Interprété avec une délicate dose d’humour par les acteurs Claude Mathieu, Hervé Pierre, Bakary Sangaré, Pierre-Louis Calixte et Anna Cervinka, la pièce se déroule dans l’intimité secrète d’un appartement dont la propriétaire s’est absentée. Il y a là, entre autres objets, une boîte à couture, un pèle-pomme, un œil-de-tigre, un parapluie et une lampe. Rien de plus normal à cela près que, dans le clair-obscur, on entend prononcer des mots quelque peu étranges.
Dialogue édifiant
« Alors voilà.
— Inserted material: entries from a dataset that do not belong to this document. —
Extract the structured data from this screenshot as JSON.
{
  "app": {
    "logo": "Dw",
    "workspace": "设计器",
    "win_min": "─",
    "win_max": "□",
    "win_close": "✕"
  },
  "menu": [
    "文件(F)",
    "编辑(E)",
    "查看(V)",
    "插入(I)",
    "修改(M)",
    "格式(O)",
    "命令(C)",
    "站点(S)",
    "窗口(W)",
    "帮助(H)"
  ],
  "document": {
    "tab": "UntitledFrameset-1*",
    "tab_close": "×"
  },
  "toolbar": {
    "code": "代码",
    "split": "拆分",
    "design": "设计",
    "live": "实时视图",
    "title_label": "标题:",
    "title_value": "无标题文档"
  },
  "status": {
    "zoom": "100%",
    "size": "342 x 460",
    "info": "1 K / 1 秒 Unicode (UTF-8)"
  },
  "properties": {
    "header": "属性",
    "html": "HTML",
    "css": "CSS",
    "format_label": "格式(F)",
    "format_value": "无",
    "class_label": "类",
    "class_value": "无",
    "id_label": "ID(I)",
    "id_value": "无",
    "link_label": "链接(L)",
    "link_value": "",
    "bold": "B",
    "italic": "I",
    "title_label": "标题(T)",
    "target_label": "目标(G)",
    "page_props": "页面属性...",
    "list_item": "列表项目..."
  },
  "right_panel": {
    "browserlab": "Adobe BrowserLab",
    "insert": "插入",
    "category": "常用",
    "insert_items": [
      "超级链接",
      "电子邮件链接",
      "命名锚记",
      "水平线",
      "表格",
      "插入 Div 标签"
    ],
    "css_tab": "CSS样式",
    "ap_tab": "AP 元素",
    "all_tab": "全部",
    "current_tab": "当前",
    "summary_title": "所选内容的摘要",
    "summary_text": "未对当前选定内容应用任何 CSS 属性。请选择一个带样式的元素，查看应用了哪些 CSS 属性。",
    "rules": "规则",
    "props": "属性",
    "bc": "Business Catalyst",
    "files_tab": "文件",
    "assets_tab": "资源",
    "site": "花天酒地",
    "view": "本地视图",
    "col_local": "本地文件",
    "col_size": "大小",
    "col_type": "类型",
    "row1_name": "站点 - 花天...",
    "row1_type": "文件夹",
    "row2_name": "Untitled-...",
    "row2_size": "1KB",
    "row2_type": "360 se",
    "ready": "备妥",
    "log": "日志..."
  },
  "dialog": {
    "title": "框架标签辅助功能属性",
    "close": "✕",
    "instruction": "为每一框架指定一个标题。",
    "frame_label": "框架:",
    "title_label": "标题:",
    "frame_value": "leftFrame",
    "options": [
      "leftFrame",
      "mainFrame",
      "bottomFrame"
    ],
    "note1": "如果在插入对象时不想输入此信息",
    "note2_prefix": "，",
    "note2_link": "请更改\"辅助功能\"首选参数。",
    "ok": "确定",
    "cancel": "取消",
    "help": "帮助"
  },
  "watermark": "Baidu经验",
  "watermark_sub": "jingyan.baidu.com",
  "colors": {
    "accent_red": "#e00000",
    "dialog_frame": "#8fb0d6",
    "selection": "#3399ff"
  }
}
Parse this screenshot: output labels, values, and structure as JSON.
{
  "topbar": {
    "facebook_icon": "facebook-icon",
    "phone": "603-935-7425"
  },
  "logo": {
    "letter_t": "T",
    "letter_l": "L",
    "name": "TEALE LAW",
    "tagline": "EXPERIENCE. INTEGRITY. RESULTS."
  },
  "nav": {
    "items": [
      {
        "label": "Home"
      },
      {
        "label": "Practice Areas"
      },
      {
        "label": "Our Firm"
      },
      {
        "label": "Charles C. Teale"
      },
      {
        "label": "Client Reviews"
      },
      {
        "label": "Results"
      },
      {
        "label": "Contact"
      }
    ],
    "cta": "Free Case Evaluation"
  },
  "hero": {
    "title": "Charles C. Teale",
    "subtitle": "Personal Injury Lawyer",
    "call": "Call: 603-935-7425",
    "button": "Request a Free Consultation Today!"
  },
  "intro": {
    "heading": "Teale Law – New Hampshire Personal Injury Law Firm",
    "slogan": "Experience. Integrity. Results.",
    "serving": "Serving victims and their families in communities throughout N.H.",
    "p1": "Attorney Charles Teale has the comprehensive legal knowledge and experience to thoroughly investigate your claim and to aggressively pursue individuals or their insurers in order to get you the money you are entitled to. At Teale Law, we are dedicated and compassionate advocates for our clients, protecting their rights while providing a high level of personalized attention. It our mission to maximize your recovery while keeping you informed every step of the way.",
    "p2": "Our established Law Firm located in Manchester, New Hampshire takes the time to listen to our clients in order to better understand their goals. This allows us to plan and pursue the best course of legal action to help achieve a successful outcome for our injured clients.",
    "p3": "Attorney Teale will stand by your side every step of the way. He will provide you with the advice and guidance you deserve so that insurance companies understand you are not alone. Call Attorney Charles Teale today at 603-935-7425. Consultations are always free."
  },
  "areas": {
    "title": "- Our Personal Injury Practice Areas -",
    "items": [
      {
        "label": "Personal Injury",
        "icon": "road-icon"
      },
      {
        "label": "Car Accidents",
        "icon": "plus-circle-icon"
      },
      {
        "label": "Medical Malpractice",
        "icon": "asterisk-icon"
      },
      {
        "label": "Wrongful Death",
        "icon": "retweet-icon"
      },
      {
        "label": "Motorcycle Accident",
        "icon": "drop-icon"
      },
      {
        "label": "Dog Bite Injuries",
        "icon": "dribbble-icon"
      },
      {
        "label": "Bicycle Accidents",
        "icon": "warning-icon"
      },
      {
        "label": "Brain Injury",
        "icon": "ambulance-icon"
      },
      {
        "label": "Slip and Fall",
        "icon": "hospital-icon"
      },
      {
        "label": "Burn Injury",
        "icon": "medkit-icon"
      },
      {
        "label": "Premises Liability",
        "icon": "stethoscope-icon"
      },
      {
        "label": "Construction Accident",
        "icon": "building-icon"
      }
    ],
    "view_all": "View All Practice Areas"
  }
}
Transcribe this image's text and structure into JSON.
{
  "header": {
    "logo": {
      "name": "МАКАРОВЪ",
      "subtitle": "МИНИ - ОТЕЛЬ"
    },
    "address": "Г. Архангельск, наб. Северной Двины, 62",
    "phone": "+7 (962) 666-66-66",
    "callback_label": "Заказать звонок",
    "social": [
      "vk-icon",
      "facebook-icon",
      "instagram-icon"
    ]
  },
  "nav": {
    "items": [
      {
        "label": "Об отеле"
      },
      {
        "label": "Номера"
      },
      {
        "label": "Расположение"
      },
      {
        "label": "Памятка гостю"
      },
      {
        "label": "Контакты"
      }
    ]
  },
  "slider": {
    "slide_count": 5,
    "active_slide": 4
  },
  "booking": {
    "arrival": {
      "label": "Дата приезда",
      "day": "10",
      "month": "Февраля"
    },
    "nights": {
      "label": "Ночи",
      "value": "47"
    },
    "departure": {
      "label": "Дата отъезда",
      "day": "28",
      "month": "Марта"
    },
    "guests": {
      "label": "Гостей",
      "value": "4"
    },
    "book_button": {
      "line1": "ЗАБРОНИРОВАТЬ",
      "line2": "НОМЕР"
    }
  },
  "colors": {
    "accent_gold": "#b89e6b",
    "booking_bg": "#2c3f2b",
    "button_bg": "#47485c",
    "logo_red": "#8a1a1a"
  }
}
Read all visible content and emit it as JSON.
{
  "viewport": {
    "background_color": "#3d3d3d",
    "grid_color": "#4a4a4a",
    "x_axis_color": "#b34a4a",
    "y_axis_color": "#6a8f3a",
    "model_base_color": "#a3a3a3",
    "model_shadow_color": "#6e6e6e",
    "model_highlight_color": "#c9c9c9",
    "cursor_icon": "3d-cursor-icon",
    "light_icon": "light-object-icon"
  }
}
Je vais parler« , dit le pèle-pomme par la bouche d’Hervé Pierre. À ceux qui considèrent que les objets n’ont pas forme humaine, on répondra que ce que nous montre ici Christine Montalbetti ce n’est pas seulement leur aspect extérieur, mais leur âme que nos yeux humains ne peuvent évidemment pas voir en temps normal. Il y a là d’ailleurs un paradoxe amusant: car si ces objets parlent, c’est justement parce que personne ne les voit, ni ne les entend.
Le spectateur devient donc, en l’occurrence, un voyeur censé assister à ce dialogue édifiant entre des objets à leur insu. Être le témoin de pareils conciliabules ne manque pas d’ironie dans ces temps de robotisation galopante où nous sommes de plus en plus confrontés à des objets qui parlent et réagissent à nos gestes, comme si tout conspirait à rapprocher notre quotidien d’un univers à la Philip K. Dick.
Cependant, alors que des ingénieurs travaillent sur des robots androïdes imitant l’homme à la perfection, les objets vivants de Christine Montalbetti nous renvoient une tout autre image de nous-mêmes dans la mesure où le souffle qui les anime c’est en quelque sorte nous qui le leur insufflons. Ils sont issus de nos rêveries, de l’imaginaire de l’enfance, ils appartiennent à l’univers du conte, on les a déjà rencontrés chez Andersen ou chez Kafka.
Ce qu’il y a sans doute de plus attachant en eux, c’est qu’ils ont des humeurs, des émotions, des états d’âme. Ils savent ce qu’est le désir et aussi la mélancolie. Ils ont une histoire. Ils ont même une vie. Mais le plus étonnant, peut-être, c’est qu’ils sont doués d’imagination. Ce qui les amène à se projeter au-delà d’eux-mêmes, à ne pas vouloir demeurer dans leur état.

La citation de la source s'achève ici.